Neuropeptide reduces epileptic seizures in human brain tissue
One challenge facing researchers who study brain diseases is that for understandable reasons it is difficult to obtain human brain tissue for experiments. For that reason, experimental models are used, such as rodent studies, but one problem is that these often cannot be directly translated to human conditions.
However, sometimes researchers get the opportunity to study donated brain tissue from patients who have undergone surgery for the treatment of epilepsy. The tissue can then be used to investigate if it is possible to affect the seizure-like activity, and try new treatments. However, this resected tissue rapidly loses its viability.
Just over a year ago, researchers at Lund University in Sweden developed a method that solves this problem, making it possible to keep and use human brain sections alive in a more standardized way. The result is that donated brain tissue can be studied for 48 hours, compared with the previous 12. This longer period means, among other things, that the researchers can study the effect of different gene therapy treatments on the tissue, and that more data is obtained from a small number of patients.

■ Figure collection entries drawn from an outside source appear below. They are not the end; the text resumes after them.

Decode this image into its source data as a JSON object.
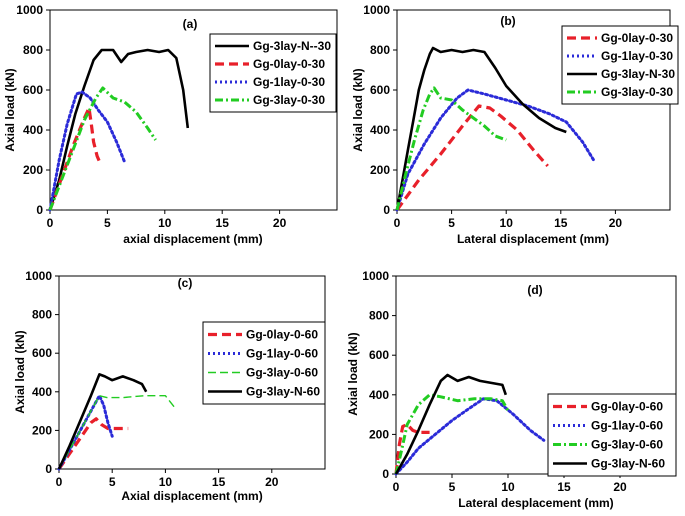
{
  "chart_data": [
    {
      "type": "line",
      "panel": "(a)",
      "xlabel": "axial displacement (mm)",
      "ylabel": "Axial load (kN)",
      "xlim": [
        0,
        25
      ],
      "ylim": [
        0,
        1000
      ],
      "xticks": [
        "0",
        "5",
        "10",
        "15",
        "20"
      ],
      "yticks": [
        "0",
        "200",
        "400",
        "600",
        "800",
        "1000"
      ],
      "legend_position": "top-right",
      "series": [
        {
          "name": "Gg-3lay-N--30",
          "color": "#000000",
          "style": "solid",
          "x": [
            0,
            0.8,
            1.5,
            2.2,
            3,
            3.8,
            4.5,
            5.5,
            6.2,
            6.8,
            7.5,
            8.5,
            9.5,
            10.3,
            11,
            11.6,
            12
          ],
          "y": [
            0,
            150,
            320,
            480,
            620,
            750,
            800,
            800,
            740,
            780,
            790,
            800,
            790,
            800,
            760,
            600,
            410
          ]
        },
        {
          "name": "Gg-0lay-0-30",
          "color": "#e8202a",
          "style": "dash",
          "x": [
            0,
            1,
            2,
            3,
            3.4,
            3.6,
            3.8,
            4.1,
            4.4
          ],
          "y": [
            0,
            160,
            320,
            460,
            510,
            430,
            340,
            270,
            230
          ]
        },
        {
          "name": "Gg-1lay-0-30",
          "color": "#2b2bd8",
          "style": "dot",
          "x": [
            0,
            0.8,
            1.5,
            2.3,
            2.8,
            3.5,
            4.2,
            5,
            5.8,
            6.5
          ],
          "y": [
            0,
            250,
            430,
            580,
            590,
            560,
            500,
            440,
            340,
            240
          ]
        },
        {
          "name": "Gg-3lay-0-30",
          "color": "#22cc22",
          "style": "dashdot",
          "x": [
            0,
            1,
            2,
            3,
            4,
            4.6,
            5.5,
            6.5,
            7.5,
            8.5,
            9.2
          ],
          "y": [
            0,
            150,
            300,
            450,
            560,
            610,
            560,
            540,
            490,
            410,
            350
          ]
        }
      ]
    },
    {
      "type": "line",
      "panel": "(b)",
      "xlabel": "Lateral displacement (mm)",
      "ylabel": "Axial load (kN)",
      "xlim": [
        0,
        25
      ],
      "ylim": [
        0,
        1000
      ],
      "xticks": [
        "0",
        "5",
        "10",
        "15",
        "20"
      ],
      "yticks": [
        "0",
        "200",
        "400",
        "600",
        "800",
        "1000"
      ],
      "legend_position": "top-right",
      "series": [
        {
          "name": "Gg-0lay-0-30",
          "color": "#e8202a",
          "style": "dash",
          "x": [
            0,
            2,
            4,
            6,
            7.5,
            8.5,
            9.5,
            11,
            12.5,
            13.8
          ],
          "y": [
            0,
            150,
            280,
            420,
            520,
            510,
            470,
            400,
            300,
            220
          ]
        },
        {
          "name": "Gg-1lay-0-30",
          "color": "#2b2bd8",
          "style": "dot",
          "x": [
            0,
            1,
            2.5,
            4,
            5.5,
            6.5,
            8,
            10,
            12,
            14,
            15.5,
            17,
            18
          ],
          "y": [
            0,
            180,
            330,
            460,
            560,
            600,
            580,
            550,
            520,
            480,
            440,
            340,
            250
          ]
        },
        {
          "name": "Gg-3lay-N-30",
          "color": "#000000",
          "style": "solid",
          "x": [
            0,
            0.5,
            1,
            1.5,
            2,
            2.5,
            3,
            3.3,
            4,
            5,
            6,
            7,
            8,
            9,
            10,
            11.5,
            13,
            14.5,
            15.5
          ],
          "y": [
            0,
            150,
            300,
            450,
            600,
            700,
            780,
            810,
            790,
            800,
            790,
            800,
            790,
            710,
            620,
            530,
            460,
            410,
            390
          ]
        },
        {
          "name": "Gg-3lay-0-30",
          "color": "#22cc22",
          "style": "dashdot",
          "x": [
            0,
            0.8,
            1.6,
            2.4,
            3,
            3.4,
            4,
            5,
            6,
            7,
            8,
            9,
            10
          ],
          "y": [
            0,
            180,
            350,
            500,
            580,
            610,
            560,
            550,
            500,
            460,
            420,
            370,
            350
          ]
        }
      ]
    },
    {
      "type": "line",
      "panel": "(c)",
      "xlabel": "Axial displacement (mm)",
      "ylabel": "Axial load (kN)",
      "xlim": [
        0,
        25
      ],
      "ylim": [
        0,
        1000
      ],
      "xticks": [
        "0",
        "5",
        "10",
        "15",
        "20"
      ],
      "yticks": [
        "0",
        "200",
        "400",
        "600",
        "800",
        "1000"
      ],
      "legend_position": "right",
      "series": [
        {
          "name": "Gg-0lay-0-60",
          "color": "#e8202a",
          "style": "dash",
          "x": [
            0,
            1,
            2,
            3,
            3.5,
            4,
            4.6,
            5.5,
            6.5
          ],
          "y": [
            0,
            80,
            160,
            240,
            260,
            230,
            210,
            210,
            210
          ]
        },
        {
          "name": "Gg-1lay-0-60",
          "color": "#2b2bd8",
          "style": "dot",
          "x": [
            0,
            1,
            2,
            3,
            3.8,
            4.2,
            4.6,
            5
          ],
          "y": [
            0,
            100,
            200,
            300,
            380,
            330,
            240,
            170
          ]
        },
        {
          "name": "Gg-3lay-0-60",
          "color": "#22cc22",
          "style": "dashthin",
          "x": [
            0,
            1,
            2,
            3,
            3.8,
            4.5,
            6,
            8,
            10,
            11
          ],
          "y": [
            0,
            100,
            200,
            300,
            380,
            370,
            370,
            380,
            380,
            310
          ]
        },
        {
          "name": "Gg-3lay-N-60",
          "color": "#000000",
          "style": "solid",
          "x": [
            0,
            1,
            2,
            3,
            3.8,
            4.3,
            5,
            6,
            7,
            7.8,
            8.2
          ],
          "y": [
            0,
            120,
            250,
            380,
            490,
            480,
            460,
            480,
            460,
            440,
            400
          ]
        }
      ]
    },
    {
      "type": "line",
      "panel": "(d)",
      "xlabel": "Lateral desplacement (mm)",
      "ylabel": "Axial load (kN)",
      "xlim": [
        0,
        25
      ],
      "ylim": [
        0,
        1000
      ],
      "xticks": [
        "0",
        "5",
        "10",
        "15",
        "20"
      ],
      "yticks": [
        "0",
        "200",
        "400",
        "600",
        "800",
        "1000"
      ],
      "legend_position": "right",
      "series": [
        {
          "name": "Gg-0lay-0-60",
          "color": "#e8202a",
          "style": "dash",
          "x": [
            0,
            0.3,
            0.6,
            1,
            1.5,
            2,
            3
          ],
          "y": [
            0,
            150,
            240,
            250,
            220,
            210,
            210
          ]
        },
        {
          "name": "Gg-1lay-0-60",
          "color": "#2b2bd8",
          "style": "dot",
          "x": [
            0,
            1,
            2,
            3.5,
            5,
            6.5,
            7.8,
            9,
            10.5,
            12,
            13.2
          ],
          "y": [
            0,
            60,
            130,
            200,
            270,
            330,
            380,
            370,
            300,
            220,
            170
          ]
        },
        {
          "name": "Gg-3lay-0-60",
          "color": "#22cc22",
          "style": "dashdot",
          "x": [
            0,
            0.5,
            1,
            2,
            3,
            4,
            5.5,
            7,
            8.5,
            9.5,
            10
          ],
          "y": [
            0,
            120,
            250,
            350,
            400,
            390,
            370,
            380,
            380,
            370,
            320
          ]
        },
        {
          "name": "Gg-3lay-N-60",
          "color": "#000000",
          "style": "solid",
          "x": [
            0,
            1,
            2,
            3,
            4,
            4.6,
            5.5,
            6.5,
            7.5,
            8.5,
            9.5,
            9.8
          ],
          "y": [
            0,
            100,
            220,
            350,
            470,
            500,
            470,
            490,
            470,
            460,
            450,
            400
          ]
        }
      ]
    }
  ]
}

“This provides a unique opportunity to test new treatments, as we get so close to the actual condition in the patient, without conducting the experiment directly on the patient,” says My Andersson, who leads a research team at the Epilepsy Centre at Lund University and who led the development of the method.

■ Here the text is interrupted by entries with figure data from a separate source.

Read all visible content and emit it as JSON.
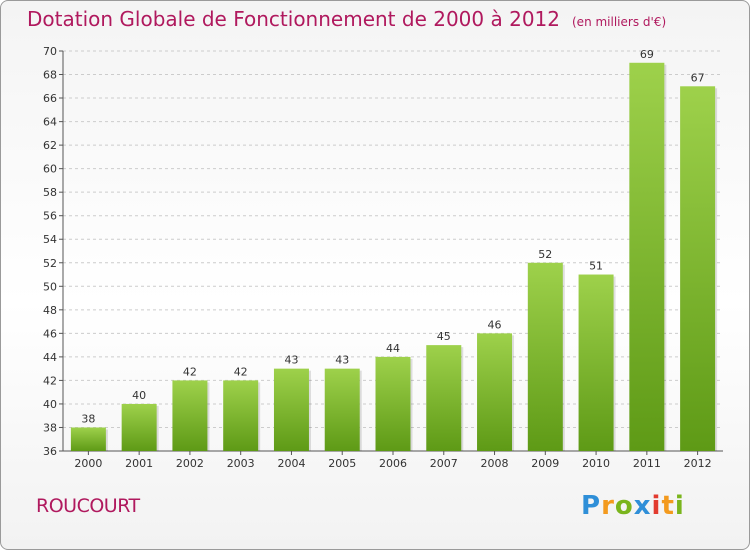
{
  "title": "Dotation Globale de Fonctionnement de 2000 à 2012",
  "unit": "(en milliers d'€)",
  "commune": "ROUCOURT",
  "logo": {
    "letters": [
      "P",
      "r",
      "o",
      "x",
      "i",
      "t",
      "i"
    ],
    "colors": [
      "#2f8fd8",
      "#f39a1e",
      "#7ab51d",
      "#2f8fd8",
      "#e23b2f",
      "#f39a1e",
      "#7ab51d"
    ]
  },
  "colors": {
    "bar_top": "#9ed14b",
    "bar_bottom": "#5e9a16",
    "accent": "#b0195e",
    "grid": "#cccccc"
  },
  "chart_data": {
    "type": "bar",
    "categories": [
      "2000",
      "2001",
      "2002",
      "2003",
      "2004",
      "2005",
      "2006",
      "2007",
      "2008",
      "2009",
      "2010",
      "2011",
      "2012"
    ],
    "values": [
      38,
      40,
      42,
      42,
      43,
      43,
      44,
      45,
      46,
      52,
      51,
      69,
      67
    ],
    "ylim": [
      36,
      70
    ],
    "yticks": [
      36,
      38,
      40,
      42,
      44,
      46,
      48,
      50,
      52,
      54,
      56,
      58,
      60,
      62,
      64,
      66,
      68,
      70
    ],
    "grid": true,
    "legend": "none"
  }
}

The researchers have now used this method to test a neuropeptide, NPY, which in previous rodent studies was shown to alleviate seizures in a drug-resistant variant model of epilepsy, a form of the disease that cannot be treated with available medicines.
“We saw that the neuropeptide also reduced seizures in human brain tissue, which is an important step forward,” says Merab Kokaia, professor and leader of the peptide study at Lund University.

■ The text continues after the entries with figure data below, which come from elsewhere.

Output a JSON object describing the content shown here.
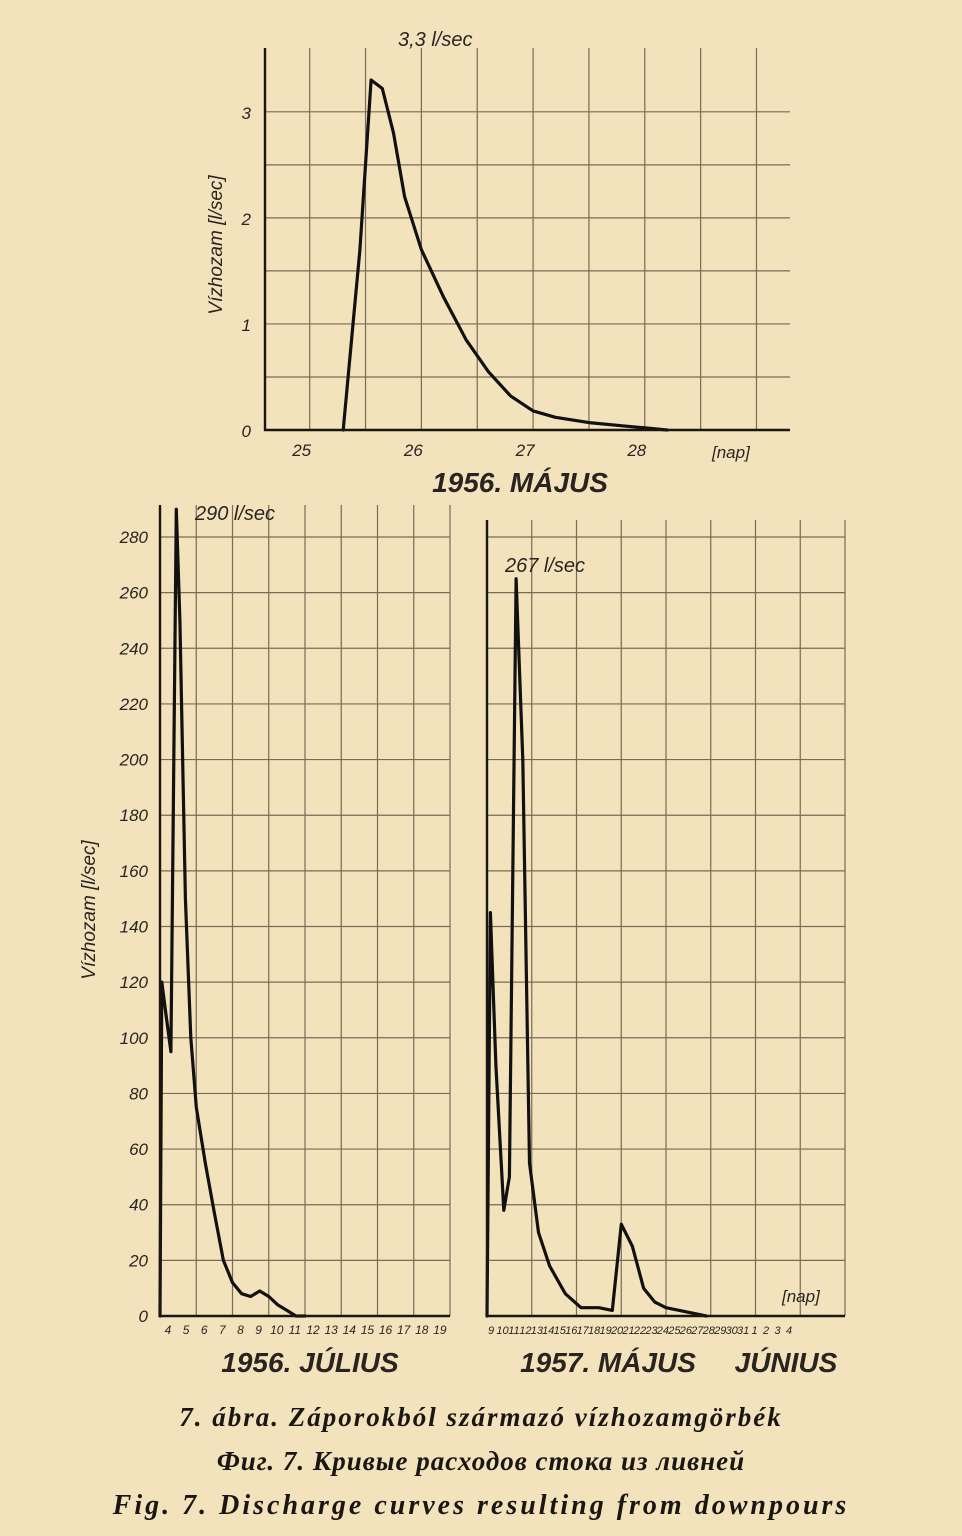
{
  "chart_data": [
    {
      "type": "line",
      "title": "1956. MÁJUS",
      "ylabel": "Vízhozam [l/sec]",
      "x_unit_label": "[nap]",
      "peak_label": "3,3 l/sec",
      "x_tick_labels": [
        "25",
        "26",
        "27",
        "28"
      ],
      "y_tick_labels": [
        "0",
        "1",
        "2",
        "3"
      ],
      "ylim": [
        0,
        3.3
      ],
      "xlim": [
        24.6,
        29.3
      ],
      "grid": true,
      "series": [
        {
          "x": [
            25.3,
            25.45,
            25.55,
            25.65,
            25.75,
            25.85,
            26.0,
            26.2,
            26.4,
            26.6,
            26.8,
            27.0,
            27.2,
            27.5,
            27.8,
            28.0,
            28.2
          ],
          "y": [
            0,
            1.7,
            3.3,
            3.22,
            2.8,
            2.2,
            1.7,
            1.25,
            0.85,
            0.55,
            0.32,
            0.18,
            0.12,
            0.07,
            0.04,
            0.02,
            0
          ]
        }
      ]
    },
    {
      "type": "line",
      "title": "1956. JÚLIUS",
      "ylabel": "Vízhozam [l/sec]",
      "peak_label": "290 l/sec",
      "x_tick_labels": [
        "4",
        "5",
        "6",
        "7",
        "8",
        "9",
        "10",
        "11",
        "12",
        "13",
        "14",
        "15",
        "16",
        "17",
        "18",
        "19"
      ],
      "y_tick_labels": [
        "0",
        "20",
        "40",
        "60",
        "80",
        "100",
        "120",
        "140",
        "160",
        "180",
        "200",
        "220",
        "240",
        "260",
        "280"
      ],
      "ylim": [
        0,
        290
      ],
      "xlim": [
        0,
        16
      ],
      "grid": true,
      "series": [
        {
          "x": [
            0,
            0.1,
            0.3,
            0.6,
            0.9,
            1.1,
            1.4,
            1.7,
            2.0,
            2.5,
            3.0,
            3.5,
            4.0,
            4.5,
            5.0,
            5.5,
            6.0,
            6.5,
            7.0,
            7.5,
            8.0
          ],
          "y": [
            0,
            120,
            110,
            95,
            290,
            250,
            150,
            100,
            75,
            55,
            37,
            20,
            12,
            8,
            7,
            9,
            7,
            4,
            2,
            0,
            0
          ]
        }
      ]
    },
    {
      "type": "line",
      "title": "1957. MÁJUS",
      "secondary_title": "JÚNIUS",
      "x_unit_label": "[nap]",
      "peak_label": "267 l/sec",
      "x_tick_labels": [
        "9",
        "10",
        "11",
        "12",
        "13",
        "14",
        "15",
        "16",
        "17",
        "18",
        "19",
        "20",
        "21",
        "22",
        "23",
        "24",
        "25",
        "26",
        "27",
        "28",
        "29",
        "30",
        "31",
        "1",
        "2",
        "3",
        "4"
      ],
      "xlim": [
        0,
        16
      ],
      "ylim": [
        0,
        290
      ],
      "grid": true,
      "series": [
        {
          "x": [
            0,
            0.15,
            0.4,
            0.75,
            1.0,
            1.3,
            1.6,
            1.9,
            2.3,
            2.8,
            3.5,
            4.2,
            5.0,
            5.6,
            6.0,
            6.5,
            7.0,
            7.5,
            8.0,
            8.6,
            9.2,
            9.8
          ],
          "y": [
            0,
            145,
            90,
            38,
            50,
            265,
            200,
            55,
            30,
            18,
            8,
            3,
            3,
            2,
            33,
            25,
            10,
            5,
            3,
            2,
            1,
            0
          ]
        }
      ]
    }
  ],
  "caption": {
    "hu": "7. ábra. Záporokból származó vízhozamgörbék",
    "ru": "Фиг. 7. Кривые расходов стока из ливней",
    "en": "Fig. 7. Discharge curves resulting from downpours"
  }
}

The neuropeptide helps to maintain the balance, homeostasis, in the brain, which among other things means that the peptide is released during an epileptic seizure and can reduce it—acting like a circuit breaker.
“What we want to do now is to see if we can use gene therapy to insert an extra gene for the peptide in affected patients and thereby reduce the excitability that leads to the epileptic seizures,” explains Merab Kokaia.
The idea is to use viral vectors to deliver the gene for the neuropeptide in order to treat the area in which the epilepsy arises. The genetic material of the viruses is emptied and replaced with the gene that produces the neuropeptide. The researchers hope that these viral vectors can deliver the gene that produces the neuropeptide to the right place in the brain—a bit like a Trojan horse.
“There is still a long way to go before we know if it works well enough so that the peptide can be used as a treatment for drug-resistant patients, but as we have now seen that it works in human epileptic tissue and in gene therapy studies in animals, we have reason to continue working on this track,” says Merab Kokaia.
The method that enables the brain tissue to live longer could be used by other researchers to validate if other promising molecules have the same effect in human brain tissue as they have in laboratory tests.